For the next 90 seconds, Lipsman directed the focused ultrasound helmet to emit targeted energy to a precise location the size of an egg in Butler’s brain. The ultrasound waves activated the microbubbles to rapidly expand and contract, loosening the tight junctions of the blood-brain barrier and opening passageways for drug molecules to flow through and come into direct contact with the tumor, as well as its rim around the surrounding region.

“Scientifically and medically, the feat is revolutionary,” says Lipsman. But a lot of specialized equipment and trained personnel are needed and not all hospitals or clinics will have these resources.

Impatient with lack of funding, access to MRI, and technology partners, Konofagou developed a wearable neuronavigation system that does not rely on MRI to guide focused ultrasound to open the blood-brain barrier. By dispensing with a dedicated MRI machine, he came up with a simpler solution using existing MRI images to find the target and then opens the barrier with ultrasound waves from a handheld device. It doesn’t offer as precise control as magnetic resonance imaging (MRI)-guided systems, but it works.
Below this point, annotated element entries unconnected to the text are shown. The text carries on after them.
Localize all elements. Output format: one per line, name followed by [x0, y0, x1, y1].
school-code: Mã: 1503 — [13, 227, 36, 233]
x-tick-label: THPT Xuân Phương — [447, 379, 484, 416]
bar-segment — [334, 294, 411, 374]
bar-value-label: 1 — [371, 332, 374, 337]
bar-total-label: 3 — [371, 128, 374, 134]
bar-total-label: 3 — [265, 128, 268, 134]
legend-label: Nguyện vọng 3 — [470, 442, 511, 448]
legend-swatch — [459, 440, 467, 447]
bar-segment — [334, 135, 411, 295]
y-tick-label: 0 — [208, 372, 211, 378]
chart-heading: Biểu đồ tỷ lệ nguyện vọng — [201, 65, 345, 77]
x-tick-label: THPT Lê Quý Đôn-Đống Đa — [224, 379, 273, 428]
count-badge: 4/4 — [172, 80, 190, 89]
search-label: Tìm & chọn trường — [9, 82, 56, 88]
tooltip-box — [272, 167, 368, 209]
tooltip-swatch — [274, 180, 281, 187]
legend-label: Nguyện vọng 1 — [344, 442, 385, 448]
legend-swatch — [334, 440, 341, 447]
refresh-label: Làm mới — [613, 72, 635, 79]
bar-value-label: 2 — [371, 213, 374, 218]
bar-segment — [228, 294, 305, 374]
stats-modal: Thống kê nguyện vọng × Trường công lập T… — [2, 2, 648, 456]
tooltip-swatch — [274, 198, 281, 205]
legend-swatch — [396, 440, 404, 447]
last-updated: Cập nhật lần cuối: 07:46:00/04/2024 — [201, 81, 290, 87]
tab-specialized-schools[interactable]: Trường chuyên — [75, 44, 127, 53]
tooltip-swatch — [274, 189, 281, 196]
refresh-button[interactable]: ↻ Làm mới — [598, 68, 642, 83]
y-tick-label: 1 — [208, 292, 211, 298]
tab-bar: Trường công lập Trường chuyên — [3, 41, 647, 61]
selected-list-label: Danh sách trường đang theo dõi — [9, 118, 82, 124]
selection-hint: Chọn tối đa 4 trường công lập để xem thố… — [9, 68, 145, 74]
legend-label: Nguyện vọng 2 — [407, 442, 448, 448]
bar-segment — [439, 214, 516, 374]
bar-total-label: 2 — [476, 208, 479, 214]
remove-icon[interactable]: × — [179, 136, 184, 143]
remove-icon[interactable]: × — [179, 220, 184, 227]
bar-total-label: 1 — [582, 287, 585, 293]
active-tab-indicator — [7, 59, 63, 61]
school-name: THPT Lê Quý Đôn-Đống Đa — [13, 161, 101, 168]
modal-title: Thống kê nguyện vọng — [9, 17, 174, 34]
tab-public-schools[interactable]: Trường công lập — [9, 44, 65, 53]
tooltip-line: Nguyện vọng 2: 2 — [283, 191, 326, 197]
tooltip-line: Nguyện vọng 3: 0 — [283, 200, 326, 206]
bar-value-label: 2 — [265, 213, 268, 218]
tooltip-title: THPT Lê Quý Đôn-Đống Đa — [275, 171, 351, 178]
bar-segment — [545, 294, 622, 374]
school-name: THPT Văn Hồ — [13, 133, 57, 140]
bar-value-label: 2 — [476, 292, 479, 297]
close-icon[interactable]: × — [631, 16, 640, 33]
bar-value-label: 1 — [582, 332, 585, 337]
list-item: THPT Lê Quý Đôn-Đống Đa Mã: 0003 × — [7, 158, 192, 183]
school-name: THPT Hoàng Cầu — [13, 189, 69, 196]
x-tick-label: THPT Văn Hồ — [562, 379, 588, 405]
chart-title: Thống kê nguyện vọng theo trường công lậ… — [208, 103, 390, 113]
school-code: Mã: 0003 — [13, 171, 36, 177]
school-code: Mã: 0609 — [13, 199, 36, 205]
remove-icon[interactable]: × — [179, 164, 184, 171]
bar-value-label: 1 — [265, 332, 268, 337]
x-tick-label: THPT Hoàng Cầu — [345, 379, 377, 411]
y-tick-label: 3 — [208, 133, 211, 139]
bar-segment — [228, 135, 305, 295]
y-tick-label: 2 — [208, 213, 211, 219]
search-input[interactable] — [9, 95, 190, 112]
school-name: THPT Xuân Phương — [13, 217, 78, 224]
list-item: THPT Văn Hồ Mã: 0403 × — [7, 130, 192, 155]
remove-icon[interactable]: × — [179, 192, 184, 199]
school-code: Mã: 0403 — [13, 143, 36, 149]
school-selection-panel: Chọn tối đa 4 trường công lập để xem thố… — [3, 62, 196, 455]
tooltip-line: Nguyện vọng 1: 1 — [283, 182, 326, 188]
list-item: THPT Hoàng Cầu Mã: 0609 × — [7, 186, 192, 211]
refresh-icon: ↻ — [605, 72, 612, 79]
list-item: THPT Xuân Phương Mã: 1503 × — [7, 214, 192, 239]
Kullervo Hynynen, the University of Toronto medical physicist who pioneered the use of microbubbles and MRI-guided focused ultrasound, is also developing and customizable focused ultrasound helmet that can be used without the real-time guidance that an MRI machine provides when the patient is inside it.

The reusable helmet will reduce the cost of image guidance at an estimated $500 for the entire series of treatments, compared with the current cost of about $1,000 per session, he estimates. With more technological advances it will eventually be possible for patients to receive treatments in the comfort of their own homes. “That’s the long-term dream,” says Hynynen, who is also vice president of research and innovation at Sunnybrook. He believes Canadian government approval for the device itself is only five years away.

An opportunity worth taking

Given such expectations, several teams are already working to refine the technology involved in focused ultrasound. Insightec, a sponsor of the Sunnybrook Health Sciences Center in Canada, currently manufactures one of the most widely used MRI-guided focused ultrasound devices for opening the blood-brain barrier. Lipsman says the company is developing ways to make the treatment more more tolerable for patientsfor example, by eliminating the need to shave the head and put pins in the skull.

And when it comes to government approval, Lipsman believes cancer applications, such as primary or secondary brain cancers, have a good chance of moving forward in the next two to three years. This is because the desired outcomes, such as reduced tumor size or increased survival rates, are much simpler and require less time to define than those of neurodegenerative diseases. From there, he hopes that larger neurodegenerative disease trials will not be far behind.

In February, Michael Butler marked a year since his first prognosis, the minimum time he was expected to survive when he was diagnosed in 2021. The maximum term he was given, 18 months, will be in August. He is using every minute of that time. Following his last focused ultrasound treatment, in October 2021, he and his wife, Valerie, took an epic train ride through the Canadian Rockies to celebrate their 15th wedding anniversary, recently taking their children and grandchildren to Disney World.

In March 2022, after scans showed new tissue in the same chemotherapy-treated area of ​​the original tumor, Butler immediately underwent another surgery. The lab results provided immense relief. It was just scar tissue and no more cancer.

Butler, a self-described dreamer, says he volunteered for these sometimes laborious — and certainly not guaranteed — clinical trials so he could have more time with his children and grandchildren. He did it too for Valerie and all the ski trips and Harley Davidson rides they have planned. “I’ll be a lab mouse,” he says, adding that he hopes there are more focused clinical trials of ultrasound that he can participate in. “I will take any chance I can.”